Huishoudelijk personeel zonder papieren in VS staat op
"We weten dat we niet alleen zijn"
Elizabeth Martinez1
Vertaling en bewerking: Willem Dekker
Twee jaar geleden werd ik door een beroerte getroffen en had ik wat hulp nodig in het huishouden. Bij het klaarmaken van het eten en bij mijn lichaamsoefeningen. Ik nam contact op met een organisatie in de Bay Area: Mujeres Unidas y Activa (Georganiseerde en Actieve Vrouwen - MUA). De volgende dag verscheen er al iemand vanuit hun programma Manos Carinosos ("Zorgende Handen"). Laten we haar Lorelia noemen.
Lorelia is een Mexicaanse zonder papieren. Ze heeft twee zoons, de één is in de Verenigde Staten geborenen en de ander, ouder, in Mexico. Ze werkt hard voor haar rechten door zorgvuldig haar inkomstenbelasting af te dragen. Ze heeft doorzettingsvermogen, is een goede kokkin (zelfs met broccoli) én ze lacht om mijn grapjes. Bovenal gelooft zij in de MUA. Toen de MUA naar New York trok om te strijden voor de rechten van huishoudelijk personeel, was Lorelia er bij.
De stilte verbroken
Voornamelijk in dienst bij particulieren maakt huishoudelijk personeel een niveau van uitbuiting en fysiek misbruik mee dat zelden ergens anders voorkomt. Het zijn voornamelijk vrouwen met een donkere huidskleur die dit moeten ondergaan, zonder een collectieve onderhandelingspositie of enige andere vorm van vakbondsactiviteit. Als oppas, verzorgers van ouderen of als huishoudelijke hulp blijven zij en hun arbeid onzichtbaar, met vormen van moderne slavernij als gevolg. Naar schatting leven en werken in de Verenigde Staten 1,5 miljoen mensen in deze omstandigheden.

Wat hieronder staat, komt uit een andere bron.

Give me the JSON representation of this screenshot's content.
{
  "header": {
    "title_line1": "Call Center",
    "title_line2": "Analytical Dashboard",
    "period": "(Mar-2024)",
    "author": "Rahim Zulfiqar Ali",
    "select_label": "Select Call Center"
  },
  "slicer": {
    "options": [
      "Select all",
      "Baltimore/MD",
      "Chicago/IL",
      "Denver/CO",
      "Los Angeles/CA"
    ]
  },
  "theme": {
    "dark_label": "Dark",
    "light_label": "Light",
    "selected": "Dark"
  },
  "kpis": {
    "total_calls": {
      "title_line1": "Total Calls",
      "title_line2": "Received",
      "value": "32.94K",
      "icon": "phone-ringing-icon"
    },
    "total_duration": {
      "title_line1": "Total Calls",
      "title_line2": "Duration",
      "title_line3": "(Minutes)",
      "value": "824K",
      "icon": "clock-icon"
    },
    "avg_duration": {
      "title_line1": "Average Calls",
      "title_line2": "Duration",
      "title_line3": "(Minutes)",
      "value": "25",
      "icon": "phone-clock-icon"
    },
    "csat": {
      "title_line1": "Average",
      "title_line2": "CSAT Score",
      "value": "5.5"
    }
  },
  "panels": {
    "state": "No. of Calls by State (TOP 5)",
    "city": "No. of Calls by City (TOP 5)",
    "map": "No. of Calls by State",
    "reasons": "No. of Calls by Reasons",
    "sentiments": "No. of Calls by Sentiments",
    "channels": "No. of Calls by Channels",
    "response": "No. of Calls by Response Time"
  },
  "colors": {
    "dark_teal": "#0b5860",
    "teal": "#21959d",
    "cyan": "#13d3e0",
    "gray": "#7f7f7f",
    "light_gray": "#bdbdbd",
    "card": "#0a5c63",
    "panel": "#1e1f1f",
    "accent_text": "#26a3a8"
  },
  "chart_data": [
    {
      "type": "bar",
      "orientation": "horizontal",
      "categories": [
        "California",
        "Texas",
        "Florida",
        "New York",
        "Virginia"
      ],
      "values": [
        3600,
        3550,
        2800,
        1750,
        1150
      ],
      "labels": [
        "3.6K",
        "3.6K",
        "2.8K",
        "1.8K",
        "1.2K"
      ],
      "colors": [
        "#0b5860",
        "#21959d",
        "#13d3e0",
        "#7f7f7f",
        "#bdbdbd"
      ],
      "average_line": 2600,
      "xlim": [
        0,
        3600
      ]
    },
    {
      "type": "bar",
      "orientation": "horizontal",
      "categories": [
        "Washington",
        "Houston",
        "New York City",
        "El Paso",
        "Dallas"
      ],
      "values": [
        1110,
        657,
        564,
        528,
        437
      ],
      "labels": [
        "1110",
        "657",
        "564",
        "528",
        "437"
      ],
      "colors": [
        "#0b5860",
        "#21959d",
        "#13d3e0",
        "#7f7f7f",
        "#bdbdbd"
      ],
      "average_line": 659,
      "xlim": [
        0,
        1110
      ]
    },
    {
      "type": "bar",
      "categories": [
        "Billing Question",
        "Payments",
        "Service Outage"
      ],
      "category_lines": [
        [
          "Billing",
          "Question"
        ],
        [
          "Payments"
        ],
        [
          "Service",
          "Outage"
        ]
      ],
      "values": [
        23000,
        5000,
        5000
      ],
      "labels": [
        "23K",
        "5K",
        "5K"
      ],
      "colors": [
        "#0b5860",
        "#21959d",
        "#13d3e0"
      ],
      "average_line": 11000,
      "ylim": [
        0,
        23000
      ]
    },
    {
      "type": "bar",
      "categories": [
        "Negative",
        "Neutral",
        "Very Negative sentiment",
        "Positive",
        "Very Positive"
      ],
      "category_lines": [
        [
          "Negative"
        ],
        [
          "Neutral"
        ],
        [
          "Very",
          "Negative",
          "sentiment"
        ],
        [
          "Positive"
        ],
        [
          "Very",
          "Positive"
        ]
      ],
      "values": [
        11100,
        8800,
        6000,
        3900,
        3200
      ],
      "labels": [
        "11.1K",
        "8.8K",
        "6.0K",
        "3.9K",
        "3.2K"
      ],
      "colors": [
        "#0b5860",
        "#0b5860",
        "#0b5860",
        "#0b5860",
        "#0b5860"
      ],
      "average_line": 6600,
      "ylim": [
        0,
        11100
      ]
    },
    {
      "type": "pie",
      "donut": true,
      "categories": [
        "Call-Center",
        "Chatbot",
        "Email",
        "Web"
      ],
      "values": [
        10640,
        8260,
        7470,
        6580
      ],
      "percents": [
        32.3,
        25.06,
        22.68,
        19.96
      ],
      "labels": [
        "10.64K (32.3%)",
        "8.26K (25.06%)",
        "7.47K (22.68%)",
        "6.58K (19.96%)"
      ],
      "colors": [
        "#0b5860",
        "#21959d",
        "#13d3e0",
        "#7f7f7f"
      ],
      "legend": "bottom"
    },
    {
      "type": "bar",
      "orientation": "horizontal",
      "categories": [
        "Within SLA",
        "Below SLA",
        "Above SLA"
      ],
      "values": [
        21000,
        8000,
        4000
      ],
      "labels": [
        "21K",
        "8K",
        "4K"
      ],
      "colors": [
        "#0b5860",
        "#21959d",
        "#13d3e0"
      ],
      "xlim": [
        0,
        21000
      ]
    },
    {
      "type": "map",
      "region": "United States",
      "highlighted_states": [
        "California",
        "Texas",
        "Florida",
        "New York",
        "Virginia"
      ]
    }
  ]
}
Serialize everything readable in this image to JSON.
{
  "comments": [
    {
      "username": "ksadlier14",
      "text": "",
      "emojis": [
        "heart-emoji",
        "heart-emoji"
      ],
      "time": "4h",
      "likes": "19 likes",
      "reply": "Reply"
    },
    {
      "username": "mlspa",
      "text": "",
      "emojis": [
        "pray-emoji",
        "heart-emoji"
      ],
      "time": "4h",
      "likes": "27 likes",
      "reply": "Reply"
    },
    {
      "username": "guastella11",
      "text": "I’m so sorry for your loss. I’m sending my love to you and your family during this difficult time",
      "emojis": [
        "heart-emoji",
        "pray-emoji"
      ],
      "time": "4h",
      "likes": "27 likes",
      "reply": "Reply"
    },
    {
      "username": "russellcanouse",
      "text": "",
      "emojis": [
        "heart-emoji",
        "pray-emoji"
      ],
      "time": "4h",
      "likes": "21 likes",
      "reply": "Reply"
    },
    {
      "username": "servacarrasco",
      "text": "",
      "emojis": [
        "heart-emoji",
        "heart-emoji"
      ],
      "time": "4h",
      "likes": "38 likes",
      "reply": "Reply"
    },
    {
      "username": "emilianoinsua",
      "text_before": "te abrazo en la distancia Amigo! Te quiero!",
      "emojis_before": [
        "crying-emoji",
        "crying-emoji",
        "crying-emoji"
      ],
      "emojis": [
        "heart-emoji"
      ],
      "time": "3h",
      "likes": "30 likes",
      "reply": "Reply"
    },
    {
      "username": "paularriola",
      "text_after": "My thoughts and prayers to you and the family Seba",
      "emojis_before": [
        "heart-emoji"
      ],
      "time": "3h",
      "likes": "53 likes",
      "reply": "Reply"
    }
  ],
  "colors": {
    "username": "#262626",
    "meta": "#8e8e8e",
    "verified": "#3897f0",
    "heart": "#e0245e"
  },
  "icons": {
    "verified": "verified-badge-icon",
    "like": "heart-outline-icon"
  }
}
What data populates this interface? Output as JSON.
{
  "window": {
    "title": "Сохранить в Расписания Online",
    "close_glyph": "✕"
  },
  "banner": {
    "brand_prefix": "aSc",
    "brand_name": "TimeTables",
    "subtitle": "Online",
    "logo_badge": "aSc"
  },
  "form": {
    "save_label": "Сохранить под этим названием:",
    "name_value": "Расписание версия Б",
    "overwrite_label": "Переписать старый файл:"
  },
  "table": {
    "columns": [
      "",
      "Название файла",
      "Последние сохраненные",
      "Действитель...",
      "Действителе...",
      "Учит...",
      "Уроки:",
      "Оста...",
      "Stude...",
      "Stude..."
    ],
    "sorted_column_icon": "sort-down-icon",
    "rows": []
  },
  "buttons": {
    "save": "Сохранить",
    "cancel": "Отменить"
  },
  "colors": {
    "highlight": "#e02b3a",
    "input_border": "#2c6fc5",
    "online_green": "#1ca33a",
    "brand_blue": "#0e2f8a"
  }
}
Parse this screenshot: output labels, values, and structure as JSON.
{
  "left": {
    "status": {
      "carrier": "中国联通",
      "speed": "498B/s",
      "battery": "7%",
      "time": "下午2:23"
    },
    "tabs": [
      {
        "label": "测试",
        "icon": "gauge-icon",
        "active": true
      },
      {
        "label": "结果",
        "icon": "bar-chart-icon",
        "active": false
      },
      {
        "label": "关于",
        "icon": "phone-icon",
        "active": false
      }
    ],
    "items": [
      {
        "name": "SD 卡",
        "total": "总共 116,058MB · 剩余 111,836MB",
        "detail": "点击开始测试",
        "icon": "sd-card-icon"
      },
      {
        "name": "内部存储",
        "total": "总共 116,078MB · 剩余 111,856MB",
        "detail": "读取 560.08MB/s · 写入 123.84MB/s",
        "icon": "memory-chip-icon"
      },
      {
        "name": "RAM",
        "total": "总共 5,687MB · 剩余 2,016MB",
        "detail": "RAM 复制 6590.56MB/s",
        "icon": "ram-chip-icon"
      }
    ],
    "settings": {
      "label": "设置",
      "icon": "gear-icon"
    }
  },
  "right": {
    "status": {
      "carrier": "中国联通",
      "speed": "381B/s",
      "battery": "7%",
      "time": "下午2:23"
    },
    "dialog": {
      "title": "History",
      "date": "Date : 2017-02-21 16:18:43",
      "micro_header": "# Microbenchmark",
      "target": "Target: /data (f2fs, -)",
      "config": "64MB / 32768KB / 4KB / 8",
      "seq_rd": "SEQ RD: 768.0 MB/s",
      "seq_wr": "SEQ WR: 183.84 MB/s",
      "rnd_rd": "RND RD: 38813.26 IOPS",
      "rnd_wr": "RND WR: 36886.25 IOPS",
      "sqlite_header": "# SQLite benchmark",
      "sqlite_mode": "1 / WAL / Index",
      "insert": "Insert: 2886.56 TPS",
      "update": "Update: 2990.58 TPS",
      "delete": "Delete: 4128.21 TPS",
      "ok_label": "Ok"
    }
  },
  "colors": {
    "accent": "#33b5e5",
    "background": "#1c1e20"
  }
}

In New York City, juni 2008, vormde het eerste, vier dagen durende, Nationale Congres van Huishoudelijk Personeel een onvergetelijke uitdaging voor deze omstandigheden. Honderd werknemers, die zeventien organisaties uit elf steden vertegenwoordigden, deelden in verschillende workshops en bijeenkomsten hun verhalen over misbruik en strijd. Zes verschillende talen werden er gesproken door vrouwen uit meer dan vijftien landen, voornamelijk Mexico, Centraal Amerika, het Caribisch gebied, de Filippijnen en India.
Onvoorstelbaar moeilijk te organiseren? Op het eerste gezicht wel, met een versplinterde groep als deze, zonder rechtsbescherming. Met een werkdag van veertien uur voor minder dan het minimumloon en de kans om geslagen of tegen de muur gesmeten te worden bij weigering van nog twee uur extra werk, zoals verschillende vrouwen meedeelden. Geen secundaire arbeidsvoorwaarden, wel een laag loon. Bijna nooit toestemming om naar buiten te gaan en wanneer dat wel gedaan wordt, kijkt er altijd iemand mee.
Nationaal niveau
'Domestic workers' kwamen voor het eerst in grotere getale bijeen in de Verenigde Staten tijdens het Sociaal Forum in Atlanta, waar zij de National Domestic Workers Alliance vormden. Daartoe behoorden: Domestic Workers United uit New York, Casa de Maryland, Damayan uit Washington state, Filipino Workers Center en de CHIRLA uit Los Angeles, Mujeres Unidas y Activas (MUA), POWER (People Organizing to Win Employment Rights), Women's Collective of the Day Labor Program at La Raza Centro Legal, en andere uit de Bay Area. Doel: macht opbouwen op nationaal niveau.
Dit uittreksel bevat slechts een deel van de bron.